Peste suina, Greenpeace: «approccio governo fallimentare, serve cambiare alla radice il sistema degli allevamenti intensivi »
La peste suina africana è tornata a mietere vittime tra i suini allevati in Italia: negli ultimi mesi sono stati riscontrati otto focolai, che hanno portato all’abbattimento di circa 20 mila capi. Numeri che rischiano di aumentare rapidamente.
«Il governo ha scelto di contenere il virus puntando essenzialmente sulla caccia al cinghiale, con l’obiettivo di dimezzarne la densità di popolazione, sebbene in altri Paesi europei questa strategia si fosse già rivelata fallimentare», commenta Simona Savini, della campagna Agricoltura di Greenpeace Italia. «Di fatto la relazione del gruppo di esperti della Commissione Europea, che a luglio ha visitato le zone infette, evidenzia un quadro allarmante di errori strategici e di mancanze nella gestione dell’epidemia, chiedendo all’Italia un sostanziale cambio di approccio, meno basato sulla caccia e più sul contenimento geografico dei cinghiali portatori del virus».
Secondo gli esperti, infatti, data la vastità dell’area interessata dall’epidemia, sarebbe fondamentale disegnare un perimetro – utilizzando anche barriere già esistenti, come le autostrade – entro cui confinare la popolazione di cinghiali infetta e adottare le misure previste per il monitoraggio e il contenimento del virus. Com’è noto, al contrario, la caccia aumenta la mobilità dei cinghiali: se viene praticata in maniera non coordinata in aree infette o limitrofe a quelle infette, non delimitate geograficamente, può avere un effetto controproducente e portare alla diffusione della malattia in altre zone, non solo tramite gli animali che si spostano ma anche tramite persone e mezzi, a volte legati alle stesse attività venatorie.
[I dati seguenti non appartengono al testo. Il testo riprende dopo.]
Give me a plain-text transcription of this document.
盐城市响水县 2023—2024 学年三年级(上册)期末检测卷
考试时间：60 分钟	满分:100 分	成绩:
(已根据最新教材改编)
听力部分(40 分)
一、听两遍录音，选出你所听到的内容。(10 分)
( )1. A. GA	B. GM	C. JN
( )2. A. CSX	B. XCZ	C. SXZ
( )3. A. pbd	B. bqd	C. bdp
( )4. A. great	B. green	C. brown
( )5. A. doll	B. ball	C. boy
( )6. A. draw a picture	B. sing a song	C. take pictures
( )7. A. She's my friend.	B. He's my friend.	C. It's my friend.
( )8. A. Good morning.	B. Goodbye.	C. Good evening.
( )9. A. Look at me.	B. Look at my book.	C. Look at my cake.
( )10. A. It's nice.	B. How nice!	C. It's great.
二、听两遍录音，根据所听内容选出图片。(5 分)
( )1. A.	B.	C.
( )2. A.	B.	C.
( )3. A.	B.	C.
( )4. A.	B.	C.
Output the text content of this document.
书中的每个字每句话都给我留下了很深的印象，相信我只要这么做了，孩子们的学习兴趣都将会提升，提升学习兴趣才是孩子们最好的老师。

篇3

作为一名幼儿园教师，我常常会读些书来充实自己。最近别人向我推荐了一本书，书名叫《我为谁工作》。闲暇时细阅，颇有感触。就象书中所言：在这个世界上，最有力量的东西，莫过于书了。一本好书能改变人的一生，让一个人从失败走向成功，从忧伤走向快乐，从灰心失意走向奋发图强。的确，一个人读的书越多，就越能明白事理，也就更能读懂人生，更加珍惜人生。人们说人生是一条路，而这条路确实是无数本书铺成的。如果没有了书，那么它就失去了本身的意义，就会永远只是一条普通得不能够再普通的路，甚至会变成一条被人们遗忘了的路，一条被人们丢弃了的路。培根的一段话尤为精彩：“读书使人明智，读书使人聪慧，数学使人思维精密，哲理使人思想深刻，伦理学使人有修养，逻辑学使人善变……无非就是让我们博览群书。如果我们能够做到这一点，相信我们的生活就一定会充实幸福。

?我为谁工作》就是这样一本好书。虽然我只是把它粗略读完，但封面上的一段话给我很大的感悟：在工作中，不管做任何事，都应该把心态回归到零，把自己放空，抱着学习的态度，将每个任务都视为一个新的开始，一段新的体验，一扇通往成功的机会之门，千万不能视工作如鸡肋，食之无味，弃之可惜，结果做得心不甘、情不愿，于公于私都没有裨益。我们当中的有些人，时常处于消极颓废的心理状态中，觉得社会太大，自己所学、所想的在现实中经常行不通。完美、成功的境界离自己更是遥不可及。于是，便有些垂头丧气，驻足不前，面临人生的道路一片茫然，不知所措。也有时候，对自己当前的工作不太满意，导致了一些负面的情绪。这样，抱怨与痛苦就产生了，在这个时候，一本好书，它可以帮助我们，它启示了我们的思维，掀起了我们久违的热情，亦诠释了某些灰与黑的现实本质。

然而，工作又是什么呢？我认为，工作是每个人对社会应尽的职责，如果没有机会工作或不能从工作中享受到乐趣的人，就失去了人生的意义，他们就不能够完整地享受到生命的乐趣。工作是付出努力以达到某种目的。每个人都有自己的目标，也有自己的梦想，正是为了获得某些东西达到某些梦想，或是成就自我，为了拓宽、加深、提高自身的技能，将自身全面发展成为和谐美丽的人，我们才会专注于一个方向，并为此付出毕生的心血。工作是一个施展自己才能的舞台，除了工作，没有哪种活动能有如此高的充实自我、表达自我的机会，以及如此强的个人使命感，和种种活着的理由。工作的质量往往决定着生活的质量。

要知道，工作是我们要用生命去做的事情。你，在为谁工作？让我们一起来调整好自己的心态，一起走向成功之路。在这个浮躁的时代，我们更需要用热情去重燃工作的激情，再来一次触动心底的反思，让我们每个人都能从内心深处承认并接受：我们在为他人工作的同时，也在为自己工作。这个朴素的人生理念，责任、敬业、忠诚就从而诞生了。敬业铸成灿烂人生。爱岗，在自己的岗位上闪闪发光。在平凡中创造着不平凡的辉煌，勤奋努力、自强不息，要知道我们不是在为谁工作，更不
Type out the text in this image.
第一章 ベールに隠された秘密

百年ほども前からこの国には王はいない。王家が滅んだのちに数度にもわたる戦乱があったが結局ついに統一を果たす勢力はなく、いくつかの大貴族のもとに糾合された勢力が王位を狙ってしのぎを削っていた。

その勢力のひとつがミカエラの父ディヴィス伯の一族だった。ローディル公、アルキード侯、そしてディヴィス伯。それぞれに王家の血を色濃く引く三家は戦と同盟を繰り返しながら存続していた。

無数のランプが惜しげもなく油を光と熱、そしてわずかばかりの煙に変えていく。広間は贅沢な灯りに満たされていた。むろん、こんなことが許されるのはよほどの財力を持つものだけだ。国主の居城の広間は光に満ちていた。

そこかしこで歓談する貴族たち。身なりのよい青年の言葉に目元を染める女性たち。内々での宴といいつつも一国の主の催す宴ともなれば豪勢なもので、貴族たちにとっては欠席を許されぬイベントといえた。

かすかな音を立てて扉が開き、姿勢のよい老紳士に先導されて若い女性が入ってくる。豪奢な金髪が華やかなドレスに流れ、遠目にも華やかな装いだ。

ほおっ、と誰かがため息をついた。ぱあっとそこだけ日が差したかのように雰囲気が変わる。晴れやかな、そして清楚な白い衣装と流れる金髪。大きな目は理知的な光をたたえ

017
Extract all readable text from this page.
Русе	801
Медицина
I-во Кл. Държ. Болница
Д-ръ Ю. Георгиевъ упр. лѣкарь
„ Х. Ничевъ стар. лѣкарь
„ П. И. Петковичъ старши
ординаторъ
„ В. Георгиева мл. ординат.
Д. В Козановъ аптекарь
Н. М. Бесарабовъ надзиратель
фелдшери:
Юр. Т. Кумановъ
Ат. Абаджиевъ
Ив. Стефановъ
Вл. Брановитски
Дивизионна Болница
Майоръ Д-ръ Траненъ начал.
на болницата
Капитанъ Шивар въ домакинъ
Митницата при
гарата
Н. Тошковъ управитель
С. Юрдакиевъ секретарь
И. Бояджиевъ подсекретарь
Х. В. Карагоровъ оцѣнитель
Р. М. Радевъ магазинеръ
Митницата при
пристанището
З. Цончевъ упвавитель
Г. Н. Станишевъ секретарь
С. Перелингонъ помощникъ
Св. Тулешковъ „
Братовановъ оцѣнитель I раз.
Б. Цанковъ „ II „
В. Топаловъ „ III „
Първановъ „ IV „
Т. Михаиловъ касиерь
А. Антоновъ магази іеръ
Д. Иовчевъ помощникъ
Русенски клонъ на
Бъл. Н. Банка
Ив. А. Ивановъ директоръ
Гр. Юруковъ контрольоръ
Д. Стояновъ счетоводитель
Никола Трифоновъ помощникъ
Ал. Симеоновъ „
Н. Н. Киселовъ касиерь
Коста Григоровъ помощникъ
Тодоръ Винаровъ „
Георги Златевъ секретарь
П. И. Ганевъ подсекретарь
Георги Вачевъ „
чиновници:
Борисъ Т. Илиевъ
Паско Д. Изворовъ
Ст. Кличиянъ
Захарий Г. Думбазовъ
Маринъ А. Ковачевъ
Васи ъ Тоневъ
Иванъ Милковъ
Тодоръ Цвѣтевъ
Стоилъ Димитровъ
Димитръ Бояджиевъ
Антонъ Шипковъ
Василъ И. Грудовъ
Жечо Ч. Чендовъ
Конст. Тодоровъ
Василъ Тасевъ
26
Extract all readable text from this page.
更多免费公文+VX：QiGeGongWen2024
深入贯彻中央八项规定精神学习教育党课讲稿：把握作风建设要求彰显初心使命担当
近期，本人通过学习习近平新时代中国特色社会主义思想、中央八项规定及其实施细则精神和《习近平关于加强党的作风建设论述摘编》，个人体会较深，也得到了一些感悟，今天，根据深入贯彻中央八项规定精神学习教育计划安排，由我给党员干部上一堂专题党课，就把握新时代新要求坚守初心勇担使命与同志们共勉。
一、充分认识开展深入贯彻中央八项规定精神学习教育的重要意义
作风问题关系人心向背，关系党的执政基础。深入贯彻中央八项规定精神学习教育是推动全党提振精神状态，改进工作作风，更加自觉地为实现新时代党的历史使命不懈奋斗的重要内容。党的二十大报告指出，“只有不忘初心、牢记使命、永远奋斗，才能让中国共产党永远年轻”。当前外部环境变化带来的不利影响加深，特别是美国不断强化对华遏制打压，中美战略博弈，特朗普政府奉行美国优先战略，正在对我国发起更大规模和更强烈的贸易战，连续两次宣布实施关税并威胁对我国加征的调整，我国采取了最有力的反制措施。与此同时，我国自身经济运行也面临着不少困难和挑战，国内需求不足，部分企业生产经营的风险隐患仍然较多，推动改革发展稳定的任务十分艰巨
È inoltre utile ricordare che anche il contagio negli allevamenti intensivi avviene attraverso le attività aziendali, come il trasporto di mangimi e animali, e non tramite contatto con i selvatici.
Dalla sua diffusione a oggi, il virus non si è mai fermato e, anzi, la zona interessata si è ulteriormente allargata: nel solo Nord Italia la zona soggetta a restrizione è passata in due anni e mezzo dai 500 km² iniziali ai circa 18 mila km² di oggi, come spiega Vittorio Guberti, veterinario dell’ISPRA e tra i massimi esperti europei sul tema. «Con un’area infetta così ampia, per altro comprendente zone ad alta concentrazione di allevamenti intensivi, il rischio di contagio dei domestici e di trasmissione da un allevamento all’altro rimane elevato», commenta Guberti che nei mesi scorsi, interpellato da Greenpeace, aveva già tracciato un quadro chiaro della situazione.
«Nonostante le indicazioni degli esperti andassero fin dall’inizio in un’altra direzione, il governo ha scelto di assecondare le pressioni del mondo venatorio e delle associazioni di categoria come Coldiretti e Confagricoltura, finendo così per non tutelare neanche gli stessi allevatori che oggi sono, di fatto, ancora più a rischio», sottolinea ancora Savini. «La peste suina, come altre zoonosi, dimostra ancora una volta che il sistema degli allevamenti intensivi è fragile e insostenibile, anche dal punto di vista economico: per questo deve essere cambiato alla radice. La proposta di legge “Oltre gli allevamenti intensivi” presentata da Greenpeace Italia insieme ad altre quattro associazioni indica una strada possibile per farlo, sostenendo le aziende in una transizione non più rimandabile. Ci auguriamo pertanto che venga calendarizzata al più presto», conclude Savini.